October 31st, 2008 at 7:53 pm
rudie: sorry about the confusion as I should have made that more clear. your first card opened in 2005 shouldn’t be hurting your score or credit base on what you’ve told me.
the reason why I mentioned having unnecessary amount of credit card accounts open is that some mortgage lenders view an excessive amount of opened credit cards account as a negative. this only applies to some, and you’ll need to do research prior to looking for a mortgage to see if this is an issue you need to address (6 months in advance preferably).
while 24% interest is ridiculous, since you’re not carrying a balance or using the store card, that’s a moot point. I wouldn’t close it unless its charging you an annual fee or some sort.
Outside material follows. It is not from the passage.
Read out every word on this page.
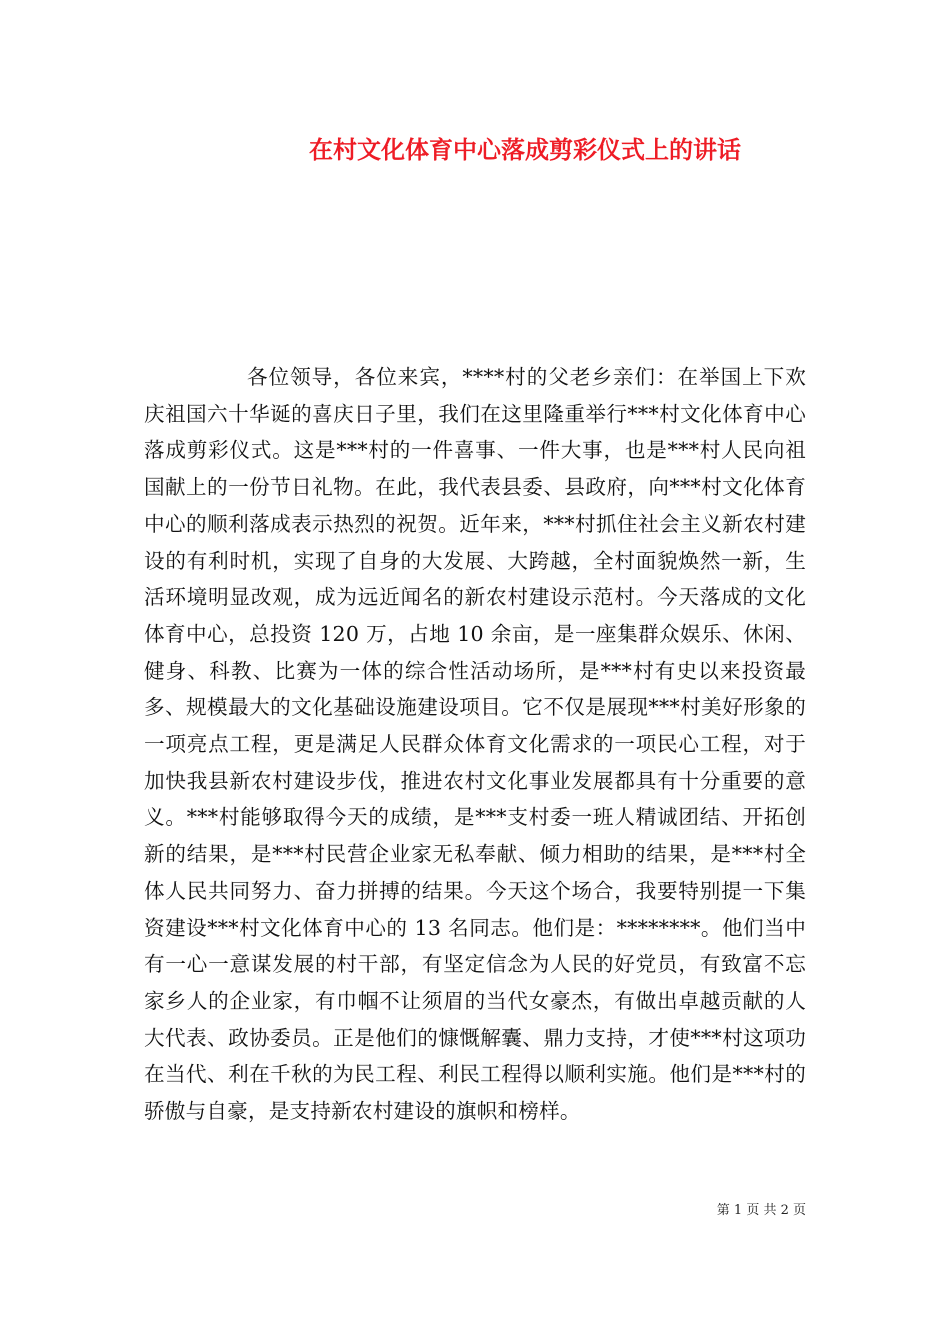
在村文化体育中心落成剪彩仪式上的讲话

各位领导，各位来宾，****村的父老乡亲们：在举国上下欢庆祖国六十华诞的喜庆日子里，我们在这里隆重举行***村文化体育中心落成剪彩仪式。这是***村的一件喜事、一件大事，也是***村人民向祖国献上的一份节日礼物。在此，我代表县委、县政府，向***村文化体育中心的顺利落成表示热烈的祝贺。近年来，***村抓住社会主义新农村建设的有利时机，实现了自身的大发展、大跨越，全村面貌焕然一新，生活环境明显改观，成为远近闻名的新农村建设示范村。今天落成的文化体育中心，总投资 120 万，占地 10 余亩，是一座集群众娱乐、休闲、健身、科教、比赛为一体的综合性活动场所，是***村有史以来投资最多、规模最大的文化基础设施建设项目。它不仅是展现***村美好形象的一项亮点工程，更是满足人民群众体育文化需求的一项民心工程，对于加快我县新农村建设步伐，推进农村文化事业发展都具有十分重要的意义。***村能够取得今天的成绩，是***支村委一班人精诚团结、开拓创新的结果，是***村民营企业家无私奉献、倾力相助的结果，是***村全体人民共同努力、奋力拼搏的结果。今天这个场合，我要特别提一下集资建设***村文化体育中心的 13 名同志。他们是：********。他们当中有一心一意谋发展的村干部，有坚定信念为人民的好党员，有致富不忘家乡人的企业家，有巾帼不让须眉的当代女豪杰，有做出卓越贡献的人大代表、政协委员。正是他们的慷慨解囊、鼎力支持，才使***村这项功在当代、利在千秋的为民工程、利民工程得以顺利实施。他们是***村的骄傲与自豪，是支持新农村建设的旗帜和榜样。

第 1 页 共 2 页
in the situation of a unused card, people advise against closing in two situation: account age, which you’ve mentioned, and its potential impact to credit limit to debt ratio. as the store card in question has a low limit already, and you dont seem to be carrying any high balances, I have a feeling even if you decide to close the account, there will be minimal impact on your credit score.
at the end, its your choice. should be spiffy in each case. hope this clears it up!
November 4th, 2008 at 7:47 am
There is one more thing worth mentioning: as soon as you are a day late paying off a store credit card, the company reports you to the credit bureau and your credit goes down as fast as the stock market.
In addition: I was in a situation where I was not receiving my statements. Instead of calling me for the $10 payment that was left, they wrote me off as a ‘bad loan’, and it went onto my credit history.
Be careful!!
December 12th, 2008 at 10:26 pm
Yikes! I just signed up for a Macy’s card. I don’t know what happen to me that day. I usualy have no problem saying “no.” I will have to cancel the card in 6 months to a year from now.